JQuery makes it easy to select an element by ID or classname but this is a bit beyond my knowledge.

I have the following styles I want applied when a function is called.

.classname input[type="checkbox"] ~ i.fa.fa-circle-o {
     color: grey;
}


.classname input[type="checkbox"]:checked ~ i.fa.fa-check-circle-o {
     color: grey;
}

So I tried putting them inside a function like this:

function greyOut(classname) {
    console.log("fired");

    $("." + classname + " input[type='checkbox'] ~ i.fa.fa-circle-o").css("color: grey");
    $("." + classname + " input[type='checkbox']:checked ~ i.fa.fa-check-circle-o").css("color: grey");
}

But this is not working at all. The function fired but no change in color for those elements and no error in console.

Answer 1

Could you simplify your code by using addClass() instead?

Example:

 function greyOut(classname) { $(classname).addClass("checked"); } 

 .classname.checked input[type="checkbox"]~i.fa.fa-circle-o, .classname.checked input[type="checkbox"]:checked~i.fa.fa-check-circle-o { color: grey; } 

 <div class="classname"> <input type="checkbox"> </div> 

Answer 2

IMO it's just bad jQuery syntax.

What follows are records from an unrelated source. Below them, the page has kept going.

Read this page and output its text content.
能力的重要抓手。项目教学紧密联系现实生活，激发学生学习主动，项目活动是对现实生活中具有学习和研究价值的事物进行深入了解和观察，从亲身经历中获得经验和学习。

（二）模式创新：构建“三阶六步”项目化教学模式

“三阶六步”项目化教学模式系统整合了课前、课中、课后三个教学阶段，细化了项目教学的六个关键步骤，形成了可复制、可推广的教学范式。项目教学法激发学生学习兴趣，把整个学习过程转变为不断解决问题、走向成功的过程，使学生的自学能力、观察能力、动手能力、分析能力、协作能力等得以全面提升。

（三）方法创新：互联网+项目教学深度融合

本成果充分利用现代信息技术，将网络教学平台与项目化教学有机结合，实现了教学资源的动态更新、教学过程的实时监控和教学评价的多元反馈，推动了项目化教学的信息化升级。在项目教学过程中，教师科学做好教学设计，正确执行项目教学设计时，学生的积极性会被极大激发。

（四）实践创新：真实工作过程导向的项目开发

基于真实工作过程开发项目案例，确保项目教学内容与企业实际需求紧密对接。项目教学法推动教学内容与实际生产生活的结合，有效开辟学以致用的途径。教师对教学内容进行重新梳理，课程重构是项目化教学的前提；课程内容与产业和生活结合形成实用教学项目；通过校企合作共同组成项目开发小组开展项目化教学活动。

When you are changin in .css() method just oen property, you must use another syntax. So, you have these two possibilities:

function greyOut(classname) {
  console.log("fired");
  $("." + classname + " input[type='checkbox'] ~ i.fa.fa-circle-o").css("color", "grey");
  $("." + classname + " input[type='checkbox']:checked ~ i.fa.fa-check-circle-o").css("color", "grey");
}

Or:

function greyOut(classname) {
  console.log("fired");
  $("." + classname + " input[type='checkbox'] ~ i.fa.fa-circle-o").css({color: 'grey'});
  $("." + classname + " input[type='checkbox']:checked ~ i.fa.fa-check-circle-o").css({color: 'grey'});
}